Open rubensdevito opened 6 years ago
@rubensdevito
I guess your K8S cluster running inside VPC and K8S api server gets resolved with an external IP address ( see Jeff Barr article here ). To check this, go to Route 53, check if your cluster looks like this:
api.k8s.example.com A 52.xxx.xxx.xxx
api.internal.k8s.example.com A 172.20.xxx.xxxx
etcd-a.internal.k8s.example.com A 172.20.xxx.xxxx
etcd-events-a.internal.k8s.example.com A 172.20.xxx.xxxx
To workaround this issue, you need to fix it on kubeconfig template (kube-manifests/config) with:
apiVersion: v1
clusters:
- cluster:
certificate-authority-data: $CA
server: https://api.internal.$ENDPOINT
name: $ENDPOINT
contexts:
- context:
cluster: $ENDPOINT
user: $ENDPOINT
name: $ENDPOINT
current-context: $ENDPOINT
kind: Config
preferences: {}
users:
- name: $ENDPOINT
user:
client-certificate-data: $CLIENT_CERT
client-key-data: $CLIENT_KEY
If you work with original K8S generated kubeconfig with RBAC (just like me), "password" and "username" is needed after "client-key-data" field. Of course, lambda and K8S need to be on same subnet as well as lambda and master(s) need to on the same security group.
BTW, although I got it deployed successfully (the image id really changed in K8S side), it still timeout (not reach posting codepipeline succeeded).
I finally got it working. This thread helps (look at Posted by BEm on Jun 29, 2017 3:09 AM):
Can someone post complete instructions that work to fix this? I've added the lambda function to the VPC, assigned subnets to the lambda function, assigned security groups to the lambda function, and added the AWSLambdaVPCAccessExecutionRole policy to the roles created for the lambda function. Nothing helps, error message doesn't change, deployments fail.
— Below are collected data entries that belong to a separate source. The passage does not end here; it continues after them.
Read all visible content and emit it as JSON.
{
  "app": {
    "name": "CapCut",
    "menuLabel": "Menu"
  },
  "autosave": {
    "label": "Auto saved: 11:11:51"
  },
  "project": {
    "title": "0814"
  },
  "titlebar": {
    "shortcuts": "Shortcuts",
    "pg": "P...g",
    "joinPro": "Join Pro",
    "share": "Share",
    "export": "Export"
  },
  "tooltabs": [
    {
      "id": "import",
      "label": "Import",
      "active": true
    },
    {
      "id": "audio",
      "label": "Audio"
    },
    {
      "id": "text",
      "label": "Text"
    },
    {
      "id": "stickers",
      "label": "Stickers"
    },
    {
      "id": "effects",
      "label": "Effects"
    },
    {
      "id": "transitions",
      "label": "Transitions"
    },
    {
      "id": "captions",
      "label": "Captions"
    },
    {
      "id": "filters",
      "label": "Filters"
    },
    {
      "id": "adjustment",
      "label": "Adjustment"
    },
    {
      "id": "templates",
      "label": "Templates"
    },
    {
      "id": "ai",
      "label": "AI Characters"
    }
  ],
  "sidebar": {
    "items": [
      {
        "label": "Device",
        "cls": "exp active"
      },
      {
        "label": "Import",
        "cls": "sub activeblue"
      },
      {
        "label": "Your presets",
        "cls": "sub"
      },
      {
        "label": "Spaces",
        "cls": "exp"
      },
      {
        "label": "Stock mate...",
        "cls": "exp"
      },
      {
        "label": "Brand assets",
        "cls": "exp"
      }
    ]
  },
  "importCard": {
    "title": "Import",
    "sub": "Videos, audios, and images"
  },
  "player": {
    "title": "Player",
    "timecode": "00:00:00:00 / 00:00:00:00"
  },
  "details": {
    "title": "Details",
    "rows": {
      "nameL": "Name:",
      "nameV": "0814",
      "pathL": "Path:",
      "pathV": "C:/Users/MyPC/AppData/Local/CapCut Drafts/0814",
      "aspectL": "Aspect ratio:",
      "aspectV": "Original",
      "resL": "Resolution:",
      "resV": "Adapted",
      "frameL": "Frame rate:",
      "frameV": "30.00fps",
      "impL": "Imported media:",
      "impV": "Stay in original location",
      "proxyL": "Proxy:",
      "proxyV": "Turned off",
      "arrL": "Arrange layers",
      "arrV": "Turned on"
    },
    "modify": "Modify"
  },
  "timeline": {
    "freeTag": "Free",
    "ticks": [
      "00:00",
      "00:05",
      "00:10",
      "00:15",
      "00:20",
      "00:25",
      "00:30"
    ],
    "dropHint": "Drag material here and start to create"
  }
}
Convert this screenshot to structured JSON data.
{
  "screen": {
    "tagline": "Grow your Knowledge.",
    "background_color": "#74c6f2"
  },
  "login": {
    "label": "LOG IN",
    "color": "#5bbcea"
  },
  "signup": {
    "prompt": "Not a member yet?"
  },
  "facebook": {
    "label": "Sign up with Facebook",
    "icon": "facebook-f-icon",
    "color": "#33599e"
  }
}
Hi - the problem is that the way this lambda and cfn is structured is that you need to have a public dns record. It assumes that the cluster is accessible via a route 53 record. Here are some of my thoughts on updates/changes/options:
Change from Python client to Go client (just need to do this, Go is preferred language in the k8s community)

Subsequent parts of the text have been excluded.